Movie Review: Fire Over England (1937)

A historical drama, Fire Over England is a robust combination of espionage and romance set against a drumbeat of impending war.

It's the late 1500s and tensions are rising between England under Queen Elizabeth (Flora Robson) and Spain under King Philip II (Raymond Massey). Spain has a dominant armada, but pesky British raids increase the likelihood of full-scale conflict. Englishman adventurer Michael Ingolby (Laurence Olivier) gets caught on the losing side of a naval skirmish and is held by the Spanish. He is allowed to escape because of his father's connections, but not before starting a romance with Elena (Tamara Desni), a member of Philip's court.

Michael returns to England and his true love Cynthia (Vivien Leigh), one of the Queen's attendants. Elizabeth is surrounded by schemers and struggling with loneliness and advancing age, and resents the youth and vitality of Cynthia and Michael. But after traitor Hillary Vane (James Mason) disappears, the Queen recruits Michael to infiltrate Philip's court on a dangerous mission to identify those plotting against her.

A British production directed by William K. Howard and co-produced by Alexander Korda, the screen adaptation of the 1936 A. E. W. Mason novel is a grand yet controlled historical adventure. The film mixes history with palace intrigue and adds pinches of swashbuckling action into a lively 92 minutes. 

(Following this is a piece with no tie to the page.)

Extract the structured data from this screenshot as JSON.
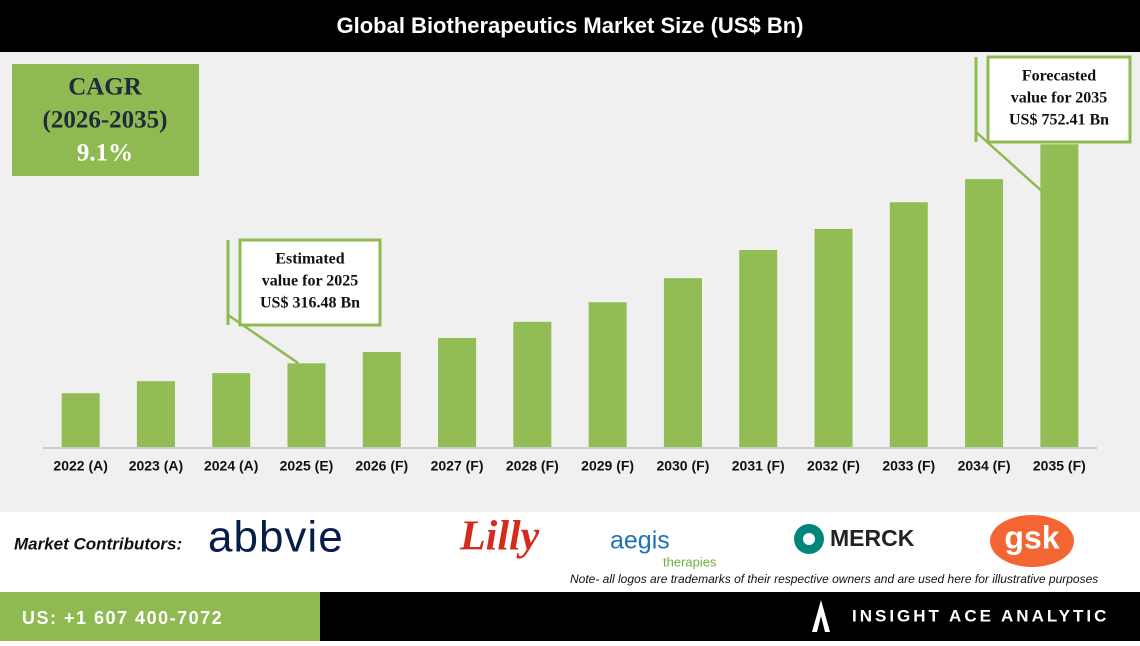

Fire Over England started the real-life romance (later leading to marriage) between Laurence Olivier and Vivien Leigh, and is also one of the performances that helped Leigh land the coveted Scarlett O'Hara role in Gone With The Wind. But aside from incidental significance, the film is also a well-crafted costume drama with plenty to enjoy.

The few naval warfare action scenes are more graceless than good, but once on firm ground Howard makes good use of impressive sets to recreate the competing courts of Elizabeth and Philip, with all the surrounding pomp, circumstance and hangers-on. And the script by Clemence Dane and Sergei Nolbandov maintains a reasonably good handle on the numerous characters and agendas swirling around the monarchs.

Despite the brisk pace, the film pauses for several moments of astute reflection with the Queen as she ponders her legacy with the passage of time and within the continuously shifting political realities. Flora Robson is a domineering Queen Elizabeth, and her scenes mixing wistfulness, barely contained jealousy and sly empathy are a joy. Olivier is a dashing and athletic protagonist, with evident sparks between him and the coquettish Leigh. And in relatively few scenes, Raymond Massey makes a keen impression as a hands-on King Philip, intimidating with sheer presence and sharp intellect.

Michael's uncanny ability to repeatedly outsmart and escape the Spaniards is of course well beyond far-fetched, but Fire Over England generates enough sustained heat to navigate the choppy waters.